Rumah Pesisir Pantai



Rumah Pesisir Pantai

1"Nah, kita sudah sampai, Non. Ini sesuai yang diharapkan, tempat ini sudah disiapkan oleh ibunya Non Farisha. Jadi seperti inilah tempatnya!" ungkap Lukman yang memberhentikan mobil yang dikendarainya di depan sebuah bangunan sederhana. Namun cukup elegan dan membuat setiap orang akan menyukainya.     
1

Tanpa berkomentar lebih lanjut, Farisha keluar dari mobil. Dan hanya ada rumah itu yang ada di daerah itu. Dengan banyaknya tanaman bunga dan tanaman hiasnya. Tidak heran, tempat itu cukup untuk menjadi tempat yang cukup nyaman untuk berbulan madu. Dengan tidak adanya orang lain, mereka bisa bebas melakukan apa saja. Tampak di depan rumah itu, terdapat satu sepeda motor dan dua sepeda. Itu adalah kendaraan yang sudah disiapkan oleh orang suruhan Azhari. Tentu kejutan seperti itu membuat Farisha sukai.     

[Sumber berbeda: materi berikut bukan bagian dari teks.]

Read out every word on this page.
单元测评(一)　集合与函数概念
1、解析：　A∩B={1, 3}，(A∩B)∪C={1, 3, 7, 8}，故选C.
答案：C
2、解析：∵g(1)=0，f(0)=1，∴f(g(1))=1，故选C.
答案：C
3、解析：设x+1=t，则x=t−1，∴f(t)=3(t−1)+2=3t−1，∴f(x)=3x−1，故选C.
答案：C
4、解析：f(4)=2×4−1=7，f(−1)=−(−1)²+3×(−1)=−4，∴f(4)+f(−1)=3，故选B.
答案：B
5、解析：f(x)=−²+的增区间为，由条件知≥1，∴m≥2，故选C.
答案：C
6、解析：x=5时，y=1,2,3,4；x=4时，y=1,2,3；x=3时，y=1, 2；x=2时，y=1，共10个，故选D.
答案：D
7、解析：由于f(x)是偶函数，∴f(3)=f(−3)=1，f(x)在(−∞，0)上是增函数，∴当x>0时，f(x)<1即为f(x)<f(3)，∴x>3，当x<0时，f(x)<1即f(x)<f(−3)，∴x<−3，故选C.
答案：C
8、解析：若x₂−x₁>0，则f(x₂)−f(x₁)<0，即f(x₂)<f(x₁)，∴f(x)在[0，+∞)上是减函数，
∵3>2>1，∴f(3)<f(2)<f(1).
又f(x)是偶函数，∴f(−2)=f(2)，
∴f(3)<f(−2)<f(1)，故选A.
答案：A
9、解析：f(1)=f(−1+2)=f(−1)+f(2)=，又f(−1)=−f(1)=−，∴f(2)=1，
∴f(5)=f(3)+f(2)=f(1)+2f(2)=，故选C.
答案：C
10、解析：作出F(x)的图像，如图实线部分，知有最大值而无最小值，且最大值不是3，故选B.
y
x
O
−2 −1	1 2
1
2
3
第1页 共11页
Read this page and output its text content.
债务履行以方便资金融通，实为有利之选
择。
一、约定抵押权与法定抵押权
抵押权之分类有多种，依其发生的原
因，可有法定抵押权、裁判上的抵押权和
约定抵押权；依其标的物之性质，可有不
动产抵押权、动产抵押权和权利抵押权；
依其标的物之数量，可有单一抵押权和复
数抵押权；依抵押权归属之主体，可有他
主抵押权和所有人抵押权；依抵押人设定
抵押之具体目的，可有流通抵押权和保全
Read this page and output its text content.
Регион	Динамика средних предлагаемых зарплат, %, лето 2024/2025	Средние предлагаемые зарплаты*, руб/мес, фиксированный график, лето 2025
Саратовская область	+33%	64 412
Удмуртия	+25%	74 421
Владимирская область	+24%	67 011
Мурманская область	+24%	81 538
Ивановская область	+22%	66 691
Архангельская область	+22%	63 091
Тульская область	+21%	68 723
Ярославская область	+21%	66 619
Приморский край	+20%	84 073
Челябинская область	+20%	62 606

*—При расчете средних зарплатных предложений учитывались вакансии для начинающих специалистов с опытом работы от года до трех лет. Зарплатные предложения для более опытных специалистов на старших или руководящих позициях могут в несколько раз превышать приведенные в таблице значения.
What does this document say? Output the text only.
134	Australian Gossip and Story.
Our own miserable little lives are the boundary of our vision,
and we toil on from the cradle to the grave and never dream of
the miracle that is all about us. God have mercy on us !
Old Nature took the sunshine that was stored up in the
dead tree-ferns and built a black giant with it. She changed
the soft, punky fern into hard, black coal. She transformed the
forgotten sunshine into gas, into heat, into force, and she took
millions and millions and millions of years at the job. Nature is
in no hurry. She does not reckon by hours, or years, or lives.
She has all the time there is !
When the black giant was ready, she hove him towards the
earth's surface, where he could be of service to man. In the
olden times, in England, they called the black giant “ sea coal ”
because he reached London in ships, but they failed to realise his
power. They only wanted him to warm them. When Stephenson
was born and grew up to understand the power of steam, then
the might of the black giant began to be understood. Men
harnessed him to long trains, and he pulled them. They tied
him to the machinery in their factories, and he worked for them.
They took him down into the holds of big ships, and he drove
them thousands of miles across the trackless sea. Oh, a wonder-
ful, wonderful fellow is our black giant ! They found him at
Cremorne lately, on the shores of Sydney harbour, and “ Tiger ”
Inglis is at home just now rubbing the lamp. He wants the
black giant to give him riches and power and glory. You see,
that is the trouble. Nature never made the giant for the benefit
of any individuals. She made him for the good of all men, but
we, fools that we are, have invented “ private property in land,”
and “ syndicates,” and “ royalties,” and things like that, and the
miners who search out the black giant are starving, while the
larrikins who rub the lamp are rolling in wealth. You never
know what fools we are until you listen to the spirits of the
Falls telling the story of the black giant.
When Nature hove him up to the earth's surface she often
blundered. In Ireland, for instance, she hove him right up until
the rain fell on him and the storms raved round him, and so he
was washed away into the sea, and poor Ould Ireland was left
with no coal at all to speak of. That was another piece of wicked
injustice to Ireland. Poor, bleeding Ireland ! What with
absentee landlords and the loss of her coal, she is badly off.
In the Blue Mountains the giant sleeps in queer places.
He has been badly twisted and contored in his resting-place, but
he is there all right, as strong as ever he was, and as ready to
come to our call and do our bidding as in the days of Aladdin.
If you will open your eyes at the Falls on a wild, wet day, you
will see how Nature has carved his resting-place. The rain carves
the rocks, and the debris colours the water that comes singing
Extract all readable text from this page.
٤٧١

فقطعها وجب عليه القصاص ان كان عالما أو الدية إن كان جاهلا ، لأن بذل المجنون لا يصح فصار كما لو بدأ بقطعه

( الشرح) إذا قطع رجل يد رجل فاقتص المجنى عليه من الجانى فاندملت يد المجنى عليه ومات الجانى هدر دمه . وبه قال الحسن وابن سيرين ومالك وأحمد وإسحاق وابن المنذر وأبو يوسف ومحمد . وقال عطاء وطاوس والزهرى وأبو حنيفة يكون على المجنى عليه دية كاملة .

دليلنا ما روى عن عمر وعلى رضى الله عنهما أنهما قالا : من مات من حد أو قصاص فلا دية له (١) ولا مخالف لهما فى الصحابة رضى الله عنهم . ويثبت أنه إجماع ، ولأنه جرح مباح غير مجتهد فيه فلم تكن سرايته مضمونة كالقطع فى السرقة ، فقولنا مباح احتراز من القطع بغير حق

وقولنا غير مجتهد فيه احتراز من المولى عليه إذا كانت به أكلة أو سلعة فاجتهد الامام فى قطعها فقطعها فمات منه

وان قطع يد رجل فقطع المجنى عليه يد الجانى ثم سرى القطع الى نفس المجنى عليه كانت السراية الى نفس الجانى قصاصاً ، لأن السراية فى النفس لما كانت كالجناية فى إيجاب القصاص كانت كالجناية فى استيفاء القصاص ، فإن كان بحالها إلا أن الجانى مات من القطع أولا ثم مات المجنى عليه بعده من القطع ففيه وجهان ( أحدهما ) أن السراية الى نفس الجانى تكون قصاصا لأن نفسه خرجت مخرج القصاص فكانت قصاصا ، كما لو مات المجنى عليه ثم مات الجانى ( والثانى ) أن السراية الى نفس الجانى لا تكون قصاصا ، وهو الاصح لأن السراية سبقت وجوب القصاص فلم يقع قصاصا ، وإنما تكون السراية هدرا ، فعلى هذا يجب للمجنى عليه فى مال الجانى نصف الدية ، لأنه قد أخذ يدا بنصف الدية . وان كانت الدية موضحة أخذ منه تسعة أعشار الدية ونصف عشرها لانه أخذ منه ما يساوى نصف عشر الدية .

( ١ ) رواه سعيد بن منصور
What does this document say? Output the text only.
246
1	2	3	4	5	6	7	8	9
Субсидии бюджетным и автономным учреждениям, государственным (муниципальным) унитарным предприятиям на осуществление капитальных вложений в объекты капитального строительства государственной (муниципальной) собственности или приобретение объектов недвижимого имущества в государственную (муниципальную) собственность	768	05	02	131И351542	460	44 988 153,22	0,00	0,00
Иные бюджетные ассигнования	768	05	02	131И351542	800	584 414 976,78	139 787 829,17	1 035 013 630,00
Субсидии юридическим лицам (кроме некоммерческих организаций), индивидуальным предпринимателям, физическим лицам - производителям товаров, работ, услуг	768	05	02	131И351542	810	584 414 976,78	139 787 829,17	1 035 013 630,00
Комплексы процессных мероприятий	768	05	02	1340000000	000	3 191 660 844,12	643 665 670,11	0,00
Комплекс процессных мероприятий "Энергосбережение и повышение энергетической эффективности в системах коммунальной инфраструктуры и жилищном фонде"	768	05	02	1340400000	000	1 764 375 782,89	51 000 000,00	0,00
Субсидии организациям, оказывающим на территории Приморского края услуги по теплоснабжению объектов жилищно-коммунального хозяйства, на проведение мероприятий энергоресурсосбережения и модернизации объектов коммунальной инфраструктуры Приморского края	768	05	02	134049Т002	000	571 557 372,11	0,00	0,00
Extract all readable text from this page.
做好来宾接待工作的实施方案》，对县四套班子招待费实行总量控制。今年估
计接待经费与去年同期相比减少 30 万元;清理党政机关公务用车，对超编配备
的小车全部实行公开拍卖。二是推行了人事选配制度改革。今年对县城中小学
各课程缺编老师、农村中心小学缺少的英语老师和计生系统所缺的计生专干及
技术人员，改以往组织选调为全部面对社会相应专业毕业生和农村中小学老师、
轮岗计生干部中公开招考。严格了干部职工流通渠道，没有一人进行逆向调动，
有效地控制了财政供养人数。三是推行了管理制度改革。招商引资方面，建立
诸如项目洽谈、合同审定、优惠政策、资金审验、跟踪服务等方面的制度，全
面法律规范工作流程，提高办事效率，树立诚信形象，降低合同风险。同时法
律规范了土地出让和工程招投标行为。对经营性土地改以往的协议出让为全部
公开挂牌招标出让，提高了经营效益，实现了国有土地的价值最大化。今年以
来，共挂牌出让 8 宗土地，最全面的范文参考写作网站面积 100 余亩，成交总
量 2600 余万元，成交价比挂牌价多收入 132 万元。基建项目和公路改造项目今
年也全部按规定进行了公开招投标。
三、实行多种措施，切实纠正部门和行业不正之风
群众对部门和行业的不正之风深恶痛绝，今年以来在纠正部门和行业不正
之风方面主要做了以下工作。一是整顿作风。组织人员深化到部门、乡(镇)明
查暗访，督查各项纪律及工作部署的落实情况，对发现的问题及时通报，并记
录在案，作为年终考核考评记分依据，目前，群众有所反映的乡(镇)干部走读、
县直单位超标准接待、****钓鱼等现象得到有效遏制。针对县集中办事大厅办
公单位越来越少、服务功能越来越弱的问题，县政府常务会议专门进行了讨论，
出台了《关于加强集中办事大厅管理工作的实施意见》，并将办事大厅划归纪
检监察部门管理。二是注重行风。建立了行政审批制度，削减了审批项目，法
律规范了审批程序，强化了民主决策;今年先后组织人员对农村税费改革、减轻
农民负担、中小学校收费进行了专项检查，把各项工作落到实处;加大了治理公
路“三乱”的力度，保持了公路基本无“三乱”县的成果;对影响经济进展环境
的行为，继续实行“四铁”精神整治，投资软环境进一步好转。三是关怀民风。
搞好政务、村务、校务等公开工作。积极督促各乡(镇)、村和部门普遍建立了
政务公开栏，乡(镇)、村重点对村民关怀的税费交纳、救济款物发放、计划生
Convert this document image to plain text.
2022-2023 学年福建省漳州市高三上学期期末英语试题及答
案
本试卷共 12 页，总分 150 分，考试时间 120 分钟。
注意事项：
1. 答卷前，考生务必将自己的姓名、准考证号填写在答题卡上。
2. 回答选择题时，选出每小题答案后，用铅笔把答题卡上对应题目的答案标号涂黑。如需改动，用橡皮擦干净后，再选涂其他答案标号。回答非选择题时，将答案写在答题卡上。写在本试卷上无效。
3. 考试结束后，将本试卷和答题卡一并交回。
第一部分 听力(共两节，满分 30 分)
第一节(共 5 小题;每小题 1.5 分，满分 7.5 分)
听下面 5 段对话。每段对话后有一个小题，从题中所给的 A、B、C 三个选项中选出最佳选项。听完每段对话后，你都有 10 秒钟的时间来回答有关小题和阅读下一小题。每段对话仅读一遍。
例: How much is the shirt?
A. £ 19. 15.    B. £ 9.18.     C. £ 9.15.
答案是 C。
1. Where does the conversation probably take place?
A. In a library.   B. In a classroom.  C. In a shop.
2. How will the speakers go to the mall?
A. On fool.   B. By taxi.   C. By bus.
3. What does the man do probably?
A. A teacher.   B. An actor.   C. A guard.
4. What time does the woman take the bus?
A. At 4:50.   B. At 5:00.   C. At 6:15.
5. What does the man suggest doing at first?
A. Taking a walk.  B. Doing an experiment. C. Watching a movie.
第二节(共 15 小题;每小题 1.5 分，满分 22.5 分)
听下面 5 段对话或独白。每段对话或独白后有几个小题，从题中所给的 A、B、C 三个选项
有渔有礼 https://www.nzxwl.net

"Wahh ... ini cukup bagus," gumam Usman, melihat rumah yang minimalis tapi indah dilihat. "Apa kita akan tinggal di sini beberapa hari?"     

"Iya, Mas. Kalian berdua bisa masuk ke dalam. Ini sudah sore jadi silahkan masuk untuk melihat-lihat. Oh iya ... di belakang rumah, sudah ada tempat yang langsung mengarah ke pantai. Dan jika kalian mau melihat pantai, bisa berjalan sekitar seratus meter ke belakang. Tentunya ini adalah tempat yang masih sepi dan tingkat kejahatan di sini termasuk rendah. Saya sudah pernah ke sini sama ibu Non Farisha."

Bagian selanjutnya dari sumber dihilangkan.